In the creed, Christians have confessed “One holy, catholic and apostolic church” from the earliest days of the Church. So, just like there’s one God and one baptism, there’s one Church.
So far, so good. No one disagrees with this. But…
We don’t act like it. Most of us in the West have convictions about the Church that make us sound more like a collection of American Legion posts instead of the One Body that the New Testament calls us. The notion we have about our churches is that they are voluntary organizations which like-minded individuals gather together in common activities and goals. If that’s the case, then salvation isn’t actually the work of God, but is actually a membership card you sign up for, maybe pay the dues, and agree to be identified with. God Himself may or may not be Father, Son and Holy Spirit, but meets with us on mutual terms and agreement. No orthodox Christian is going to accept that idea of salvation or that idea of God. So why do we accept this idea of the Church?

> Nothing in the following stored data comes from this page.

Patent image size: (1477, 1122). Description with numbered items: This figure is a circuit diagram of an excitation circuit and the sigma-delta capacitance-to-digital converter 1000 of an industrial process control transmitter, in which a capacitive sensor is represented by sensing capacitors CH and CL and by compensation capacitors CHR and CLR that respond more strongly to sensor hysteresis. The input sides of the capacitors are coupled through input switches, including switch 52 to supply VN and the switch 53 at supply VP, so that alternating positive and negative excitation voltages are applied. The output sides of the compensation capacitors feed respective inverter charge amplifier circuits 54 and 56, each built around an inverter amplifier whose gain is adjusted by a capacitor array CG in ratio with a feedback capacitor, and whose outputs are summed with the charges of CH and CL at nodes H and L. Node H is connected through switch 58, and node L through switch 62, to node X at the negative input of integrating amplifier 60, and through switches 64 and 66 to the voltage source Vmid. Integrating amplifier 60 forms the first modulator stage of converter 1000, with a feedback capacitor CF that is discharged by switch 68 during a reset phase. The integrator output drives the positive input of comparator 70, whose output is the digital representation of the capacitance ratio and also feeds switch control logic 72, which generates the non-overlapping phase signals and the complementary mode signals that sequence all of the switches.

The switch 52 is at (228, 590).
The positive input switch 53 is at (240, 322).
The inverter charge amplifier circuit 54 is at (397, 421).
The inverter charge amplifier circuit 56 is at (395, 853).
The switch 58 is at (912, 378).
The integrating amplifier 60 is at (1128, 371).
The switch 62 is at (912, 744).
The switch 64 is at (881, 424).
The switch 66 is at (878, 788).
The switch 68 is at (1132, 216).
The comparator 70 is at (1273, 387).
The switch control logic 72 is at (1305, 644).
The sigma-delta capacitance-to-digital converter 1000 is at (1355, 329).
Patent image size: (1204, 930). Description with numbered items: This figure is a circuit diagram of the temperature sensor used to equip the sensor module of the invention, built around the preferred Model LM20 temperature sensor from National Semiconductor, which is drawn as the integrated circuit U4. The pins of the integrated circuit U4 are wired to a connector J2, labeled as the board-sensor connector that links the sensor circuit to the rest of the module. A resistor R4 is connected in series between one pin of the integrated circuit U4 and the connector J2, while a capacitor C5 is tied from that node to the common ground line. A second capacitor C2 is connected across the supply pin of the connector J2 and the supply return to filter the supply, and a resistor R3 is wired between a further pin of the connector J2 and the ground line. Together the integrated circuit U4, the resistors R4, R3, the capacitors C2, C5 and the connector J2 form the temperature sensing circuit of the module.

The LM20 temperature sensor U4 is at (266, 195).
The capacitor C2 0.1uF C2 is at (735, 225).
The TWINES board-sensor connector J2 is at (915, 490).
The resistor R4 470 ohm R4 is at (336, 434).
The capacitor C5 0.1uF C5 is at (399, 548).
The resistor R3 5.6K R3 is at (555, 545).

It’s an ecclesiological anorexia. The moment we reduce our primary definition of what it means to be the Church to our local congregations, we cut ourselves off from the strength of being one holy, catholic, and apostolic church. When I was confirmed six months ago, I wasn’t formally joining my local church (St. Andrews College Hill). I was being welcomed into the Anglican Communion — a global body of Christians. I am as much a part of the Church in Nigeria or Chile as I am in North America. That bond is important. Not just because I think it is, but because it’s actually allowing us as Christians to teach and believe what the Scriptures tell us about the Body of Christ: that it is one, whole, and inter-connected in a mysterious, but critical way.
Brothers and sisters, we’ve been joined together by the Holy Spirit. We’re not an association of congregations. We’re not some group of likeminded people. We’re the Body of Christ. We’re one. We’re stuck with each other. So let’s not act like we can change that reality. The epistles of the New Testament urge us toward unity not because we’re divided, but because we’ve already been joined together and need to act like it. We have to do the hard work of being in communion with each other because God has already declared that we are. The same Divine declaration that made us righteous has also made us family. So, let’s get over ourselves, quit starving ourselves, and actually be one holy, catholic and apostolic church.